# WTB: CHAdeMO Adapter (for U.S.) -- Or Potential Swap?



## tps5352 (Nov 1, 2019)

As it turns out, I was able to purchase a good CHAdeMO adapter--with original box and in excellent shape--for significantly less than the new price on Tesla.com. So I *no longer need to buy or swap* for a CHAdeMO adapter.

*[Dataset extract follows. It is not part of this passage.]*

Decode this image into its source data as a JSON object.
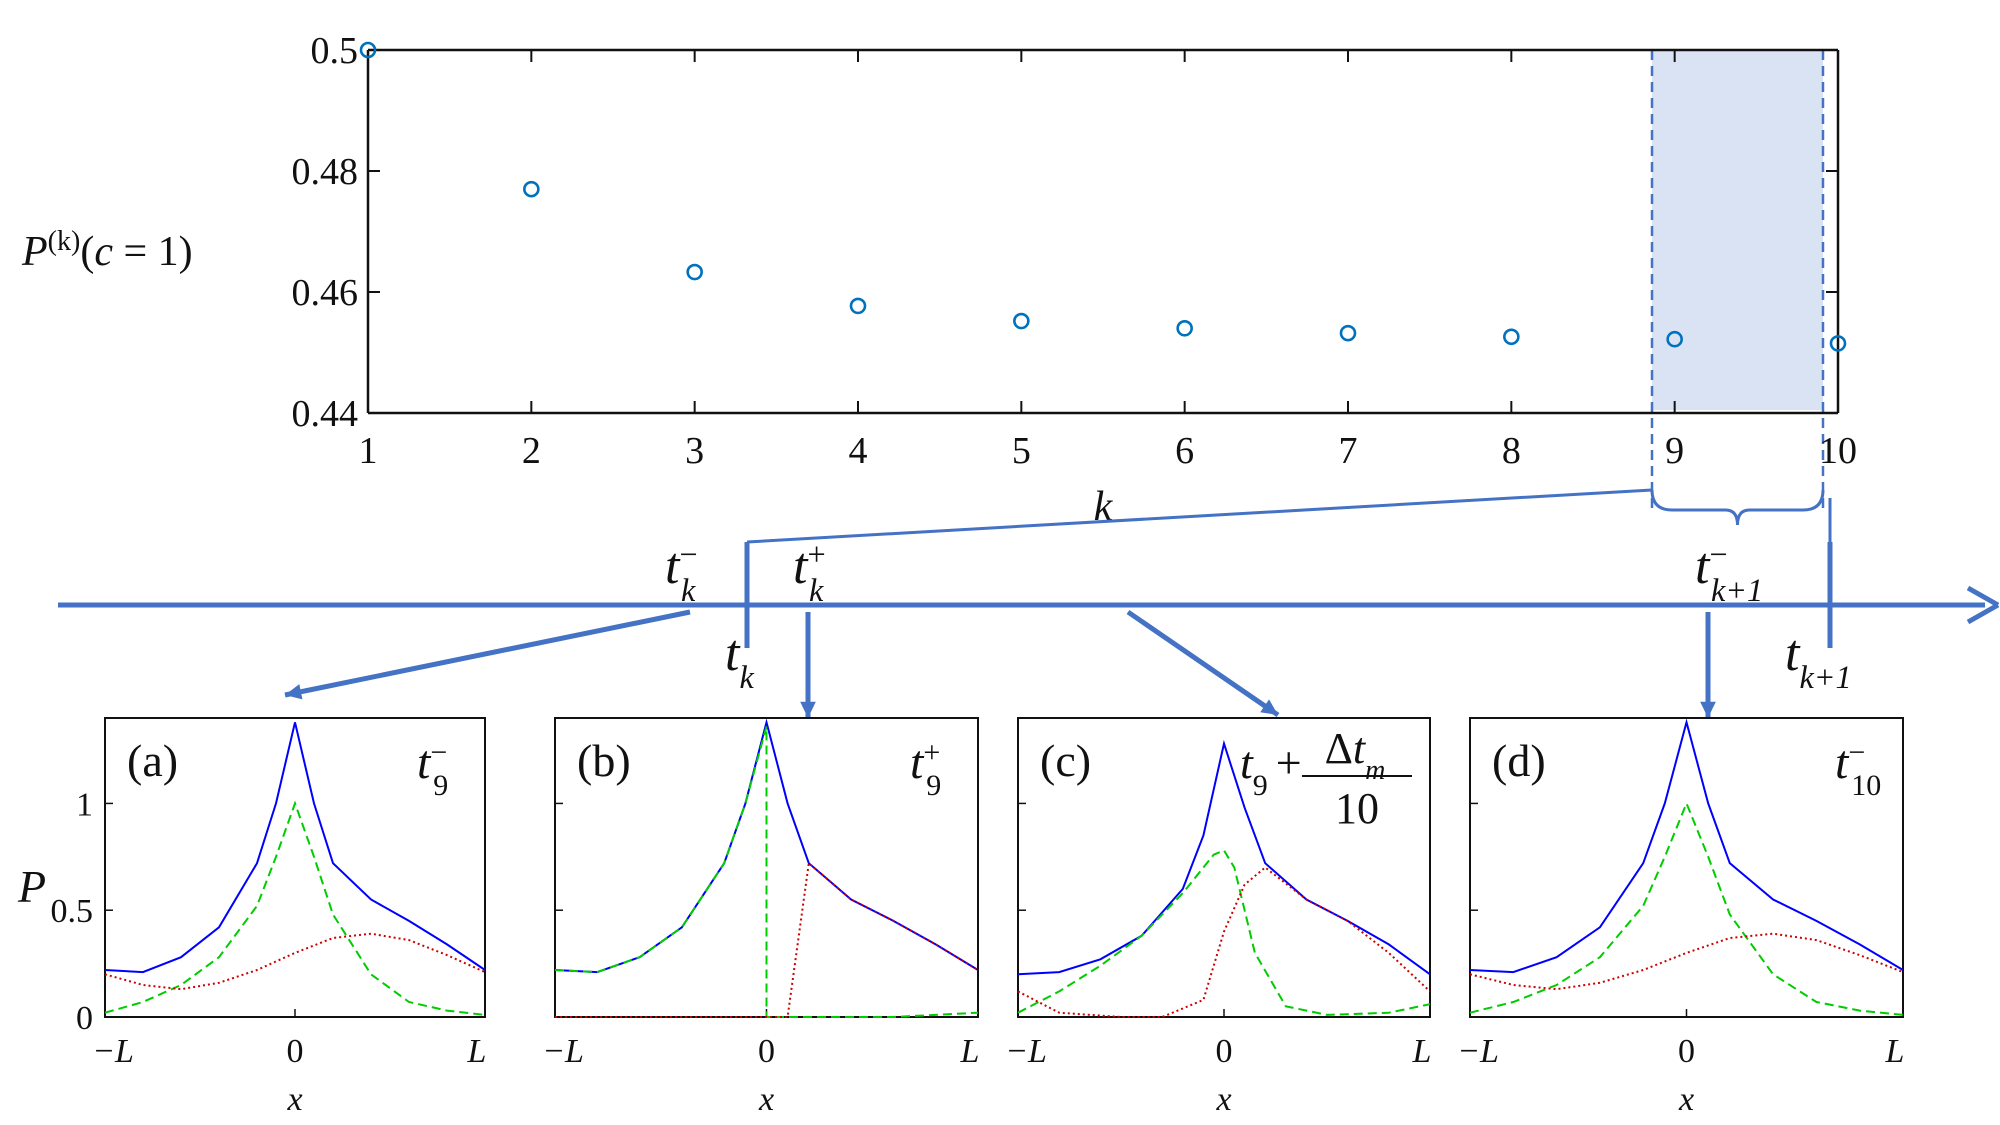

Seriously debating the need for one of these, but better safe than sorry. I am hoping someone who is not trying to put their kid through private school has a *CHAdeMO adapter* in good (little-used) shape that they no longer need. If it still has its Tesla box, that would be nice. I could probably pick it up in person, cash in hand, in the general Sacramento-San Francisco-Stockton, California areas. Or for greater distances there is PayPal and shipping. Price? Let's discuss (in PMs). But it would depend on condition, I guess. Also, the age and whether it will work for all three Models (S, X, and 3). If you've been thinking of freeing up some space in your frunk while pocketing some cash, please let me know.

Had a new idea: Would anyone swap a good-condition CHAdeMO adapter for a brand new *Tesla Corded Mobile Connector* (arguably much more useful to most drivers)? I'll put a new ad in the "For Sale" area with more details about the Corded Mobile Connector.


----------